With a population of over six billion, humans are among the most numerous of the large mammals.

Most humans (61%) live in Asia. The remainder live in the Americas (14%), Africa (14%), Europe (11%), and Oceania (0.5%).

Human habitation within closed ecological systems in hostile environments, such as Antarctica and outer space, is expensive, typically limited in duration, and restricted to scientific, military, or industrial expeditions. Life in space has been very sporadic, with no more than thirteen humans in space at any given time. Between 1969 and 1972, two humans at a time spent brief intervals on the Moon.

As of October 2011, no other celestial body has been visited by humans, although there has been a continuous human presence in space since the launch of the initial crew to inhabit the International Space Station on October 31, 2000. However, other celestial bodies have been visited by human-made objects.Since 1800, the human population has increased from one billion to over six billion.

In 2004, some 2.5 billion out of 6.3 billion people (39.7%) lived in urban areas, and this percentage is expected to continue to rise throughout the 21st century. In February 2008, the U.N. estimated that half the world's population will live in urban areas by the end of the year.

Problems for humans living in cities include various forms of pollution and crime, especially in inner city and suburban slums.Humans have had a dramatic effect on the environment.
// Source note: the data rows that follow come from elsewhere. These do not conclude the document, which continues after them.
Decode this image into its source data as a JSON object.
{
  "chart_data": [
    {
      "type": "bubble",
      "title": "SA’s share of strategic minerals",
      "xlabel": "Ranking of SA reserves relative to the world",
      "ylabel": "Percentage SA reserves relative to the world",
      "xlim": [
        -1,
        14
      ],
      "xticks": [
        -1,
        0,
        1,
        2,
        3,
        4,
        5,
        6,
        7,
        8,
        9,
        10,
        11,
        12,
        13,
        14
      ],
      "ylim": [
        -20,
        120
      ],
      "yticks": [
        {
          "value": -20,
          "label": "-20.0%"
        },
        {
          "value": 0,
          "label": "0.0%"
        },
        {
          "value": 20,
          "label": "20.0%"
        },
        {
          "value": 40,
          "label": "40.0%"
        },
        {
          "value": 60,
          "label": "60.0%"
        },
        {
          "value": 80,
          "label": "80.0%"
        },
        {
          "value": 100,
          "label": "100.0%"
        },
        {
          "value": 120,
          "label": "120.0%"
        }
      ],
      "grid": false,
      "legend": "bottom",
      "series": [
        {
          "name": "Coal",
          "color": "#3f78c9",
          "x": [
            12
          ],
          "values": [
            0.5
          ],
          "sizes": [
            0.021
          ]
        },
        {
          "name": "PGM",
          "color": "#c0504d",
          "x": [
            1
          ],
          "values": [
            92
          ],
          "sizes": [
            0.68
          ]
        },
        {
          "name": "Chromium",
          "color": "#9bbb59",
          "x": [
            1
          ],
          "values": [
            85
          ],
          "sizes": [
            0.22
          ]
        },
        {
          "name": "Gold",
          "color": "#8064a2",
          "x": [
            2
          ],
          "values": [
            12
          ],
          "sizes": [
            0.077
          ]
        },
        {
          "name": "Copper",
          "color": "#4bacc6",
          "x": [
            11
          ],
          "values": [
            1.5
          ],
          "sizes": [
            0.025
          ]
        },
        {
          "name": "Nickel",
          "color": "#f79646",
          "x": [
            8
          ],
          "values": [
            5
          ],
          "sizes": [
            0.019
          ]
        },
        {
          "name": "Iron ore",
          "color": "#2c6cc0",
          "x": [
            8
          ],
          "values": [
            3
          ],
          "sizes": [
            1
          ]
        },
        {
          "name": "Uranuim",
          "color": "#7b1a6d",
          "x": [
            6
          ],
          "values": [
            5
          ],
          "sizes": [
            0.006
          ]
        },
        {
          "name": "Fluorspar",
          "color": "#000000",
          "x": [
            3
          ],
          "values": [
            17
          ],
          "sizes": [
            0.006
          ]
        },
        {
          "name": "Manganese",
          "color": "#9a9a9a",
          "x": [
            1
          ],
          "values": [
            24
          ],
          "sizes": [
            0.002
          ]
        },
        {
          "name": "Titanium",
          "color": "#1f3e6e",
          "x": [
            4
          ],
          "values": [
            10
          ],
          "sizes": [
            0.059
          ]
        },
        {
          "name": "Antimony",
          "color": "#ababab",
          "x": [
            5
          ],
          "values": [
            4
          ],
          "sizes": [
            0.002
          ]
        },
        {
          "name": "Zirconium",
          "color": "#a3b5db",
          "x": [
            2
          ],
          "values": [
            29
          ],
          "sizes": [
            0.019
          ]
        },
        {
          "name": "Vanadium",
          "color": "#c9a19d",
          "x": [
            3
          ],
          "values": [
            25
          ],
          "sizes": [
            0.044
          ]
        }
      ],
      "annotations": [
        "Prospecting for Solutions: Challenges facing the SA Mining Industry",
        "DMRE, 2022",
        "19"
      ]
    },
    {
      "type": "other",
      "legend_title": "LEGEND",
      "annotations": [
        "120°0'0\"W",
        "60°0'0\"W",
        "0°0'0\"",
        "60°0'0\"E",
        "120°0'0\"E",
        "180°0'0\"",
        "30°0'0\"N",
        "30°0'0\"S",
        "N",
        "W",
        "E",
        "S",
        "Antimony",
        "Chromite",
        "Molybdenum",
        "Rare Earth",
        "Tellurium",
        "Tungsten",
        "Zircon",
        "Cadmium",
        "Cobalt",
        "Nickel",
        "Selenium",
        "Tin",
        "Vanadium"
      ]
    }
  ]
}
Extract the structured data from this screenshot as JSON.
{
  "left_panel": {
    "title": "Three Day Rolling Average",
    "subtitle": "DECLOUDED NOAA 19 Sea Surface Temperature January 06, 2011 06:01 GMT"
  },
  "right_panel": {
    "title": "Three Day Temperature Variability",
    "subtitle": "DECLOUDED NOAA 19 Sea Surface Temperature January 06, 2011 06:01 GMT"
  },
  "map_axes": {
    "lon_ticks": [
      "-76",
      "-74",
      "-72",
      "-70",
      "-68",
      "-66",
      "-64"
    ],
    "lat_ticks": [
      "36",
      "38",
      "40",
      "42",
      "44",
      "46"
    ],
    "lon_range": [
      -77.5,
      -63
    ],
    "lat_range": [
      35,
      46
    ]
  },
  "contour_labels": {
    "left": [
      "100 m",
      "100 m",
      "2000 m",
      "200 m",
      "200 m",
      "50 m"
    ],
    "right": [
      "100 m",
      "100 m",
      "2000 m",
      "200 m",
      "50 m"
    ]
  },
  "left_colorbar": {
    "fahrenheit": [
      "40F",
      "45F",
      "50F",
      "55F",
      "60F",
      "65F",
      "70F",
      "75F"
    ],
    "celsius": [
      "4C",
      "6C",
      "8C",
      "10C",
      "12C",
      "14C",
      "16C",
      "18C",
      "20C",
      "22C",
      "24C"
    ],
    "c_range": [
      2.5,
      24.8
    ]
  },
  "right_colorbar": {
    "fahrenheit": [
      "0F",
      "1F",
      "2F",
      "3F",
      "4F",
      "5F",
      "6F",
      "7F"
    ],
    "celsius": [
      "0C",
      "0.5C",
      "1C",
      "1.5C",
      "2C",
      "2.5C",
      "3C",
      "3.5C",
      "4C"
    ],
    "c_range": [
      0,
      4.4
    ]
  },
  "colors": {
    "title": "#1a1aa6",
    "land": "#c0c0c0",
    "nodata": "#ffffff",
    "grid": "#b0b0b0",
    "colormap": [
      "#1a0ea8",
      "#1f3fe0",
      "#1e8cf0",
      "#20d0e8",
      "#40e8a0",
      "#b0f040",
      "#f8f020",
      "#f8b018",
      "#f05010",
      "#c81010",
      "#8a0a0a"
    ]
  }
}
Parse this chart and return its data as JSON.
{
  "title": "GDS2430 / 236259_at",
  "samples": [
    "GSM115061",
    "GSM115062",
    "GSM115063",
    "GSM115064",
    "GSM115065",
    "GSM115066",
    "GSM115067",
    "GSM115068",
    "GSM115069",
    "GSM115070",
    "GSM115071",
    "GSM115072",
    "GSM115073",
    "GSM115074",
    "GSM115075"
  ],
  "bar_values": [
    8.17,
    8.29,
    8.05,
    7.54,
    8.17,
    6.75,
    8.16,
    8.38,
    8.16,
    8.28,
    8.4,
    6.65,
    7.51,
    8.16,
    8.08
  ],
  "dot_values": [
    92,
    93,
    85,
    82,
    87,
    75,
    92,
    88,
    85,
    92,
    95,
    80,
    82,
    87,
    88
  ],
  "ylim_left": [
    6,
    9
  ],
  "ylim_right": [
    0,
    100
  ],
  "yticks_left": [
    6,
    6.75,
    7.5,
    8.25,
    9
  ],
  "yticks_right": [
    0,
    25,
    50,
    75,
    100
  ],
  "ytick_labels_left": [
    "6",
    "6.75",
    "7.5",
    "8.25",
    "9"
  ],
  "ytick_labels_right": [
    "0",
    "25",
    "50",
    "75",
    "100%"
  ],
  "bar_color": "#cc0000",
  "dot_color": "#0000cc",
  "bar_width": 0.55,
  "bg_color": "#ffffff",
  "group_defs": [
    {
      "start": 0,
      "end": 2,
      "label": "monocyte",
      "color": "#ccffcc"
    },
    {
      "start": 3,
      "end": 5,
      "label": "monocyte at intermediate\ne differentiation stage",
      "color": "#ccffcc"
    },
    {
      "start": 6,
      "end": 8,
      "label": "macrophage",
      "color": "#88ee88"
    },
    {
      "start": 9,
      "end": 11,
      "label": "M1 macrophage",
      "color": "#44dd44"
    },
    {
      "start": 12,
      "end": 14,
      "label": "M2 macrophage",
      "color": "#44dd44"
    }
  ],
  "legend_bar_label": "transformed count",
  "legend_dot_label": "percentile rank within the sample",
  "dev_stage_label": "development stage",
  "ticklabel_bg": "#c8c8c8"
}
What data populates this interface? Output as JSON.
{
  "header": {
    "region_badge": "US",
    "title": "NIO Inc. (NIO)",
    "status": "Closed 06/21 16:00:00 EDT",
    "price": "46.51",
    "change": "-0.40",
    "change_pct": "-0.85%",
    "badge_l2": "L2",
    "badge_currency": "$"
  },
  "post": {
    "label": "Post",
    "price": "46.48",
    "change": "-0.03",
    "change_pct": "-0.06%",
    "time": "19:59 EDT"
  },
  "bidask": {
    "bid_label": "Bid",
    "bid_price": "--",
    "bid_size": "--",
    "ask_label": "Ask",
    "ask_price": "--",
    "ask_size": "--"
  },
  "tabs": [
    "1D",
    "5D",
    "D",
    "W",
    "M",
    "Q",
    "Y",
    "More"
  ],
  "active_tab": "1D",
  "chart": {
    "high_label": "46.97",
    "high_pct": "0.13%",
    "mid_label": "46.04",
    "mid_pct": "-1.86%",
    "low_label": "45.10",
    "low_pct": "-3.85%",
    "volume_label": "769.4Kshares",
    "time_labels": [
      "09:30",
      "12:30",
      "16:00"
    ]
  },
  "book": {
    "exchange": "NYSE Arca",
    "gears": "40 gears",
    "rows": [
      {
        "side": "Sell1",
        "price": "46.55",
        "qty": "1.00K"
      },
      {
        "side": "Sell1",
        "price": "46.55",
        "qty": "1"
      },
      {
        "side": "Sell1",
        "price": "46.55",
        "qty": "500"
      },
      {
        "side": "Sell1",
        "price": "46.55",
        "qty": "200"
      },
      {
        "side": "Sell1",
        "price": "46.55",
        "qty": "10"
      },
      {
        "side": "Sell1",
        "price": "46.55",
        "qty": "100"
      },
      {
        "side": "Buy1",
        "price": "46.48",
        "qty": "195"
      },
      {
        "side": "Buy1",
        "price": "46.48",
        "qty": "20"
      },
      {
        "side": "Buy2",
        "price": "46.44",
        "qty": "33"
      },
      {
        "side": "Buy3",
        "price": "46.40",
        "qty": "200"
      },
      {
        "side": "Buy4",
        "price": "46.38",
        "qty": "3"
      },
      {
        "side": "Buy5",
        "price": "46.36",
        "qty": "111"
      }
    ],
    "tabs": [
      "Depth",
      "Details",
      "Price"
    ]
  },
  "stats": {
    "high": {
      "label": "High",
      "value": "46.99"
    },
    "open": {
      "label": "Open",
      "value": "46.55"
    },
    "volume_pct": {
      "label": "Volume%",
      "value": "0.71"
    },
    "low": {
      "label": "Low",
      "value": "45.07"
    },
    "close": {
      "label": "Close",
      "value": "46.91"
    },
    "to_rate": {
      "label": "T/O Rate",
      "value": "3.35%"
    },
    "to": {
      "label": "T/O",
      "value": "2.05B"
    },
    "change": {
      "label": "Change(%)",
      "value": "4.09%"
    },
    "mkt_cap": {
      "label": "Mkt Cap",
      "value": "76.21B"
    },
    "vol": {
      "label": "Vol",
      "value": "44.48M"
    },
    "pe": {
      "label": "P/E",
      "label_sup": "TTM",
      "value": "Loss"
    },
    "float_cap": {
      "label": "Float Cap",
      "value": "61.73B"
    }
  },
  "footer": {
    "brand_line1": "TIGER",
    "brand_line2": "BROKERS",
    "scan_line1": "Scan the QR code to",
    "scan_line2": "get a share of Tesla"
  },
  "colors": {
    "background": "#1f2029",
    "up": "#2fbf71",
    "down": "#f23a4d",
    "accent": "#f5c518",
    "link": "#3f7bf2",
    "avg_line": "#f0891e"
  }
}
As humans are rarely preyed upon, they have been described as superpredators. Currently, through land development, combustion of fossil fuels and pollution, humans are thought to be the main contributor to global climate change.

Human activity is believed to be a major contributor to the ongoing Holocene extinction event, which is a form of mass extinction. If this continues at its current rate it is predicted that it will wipe out half of all species over the next century.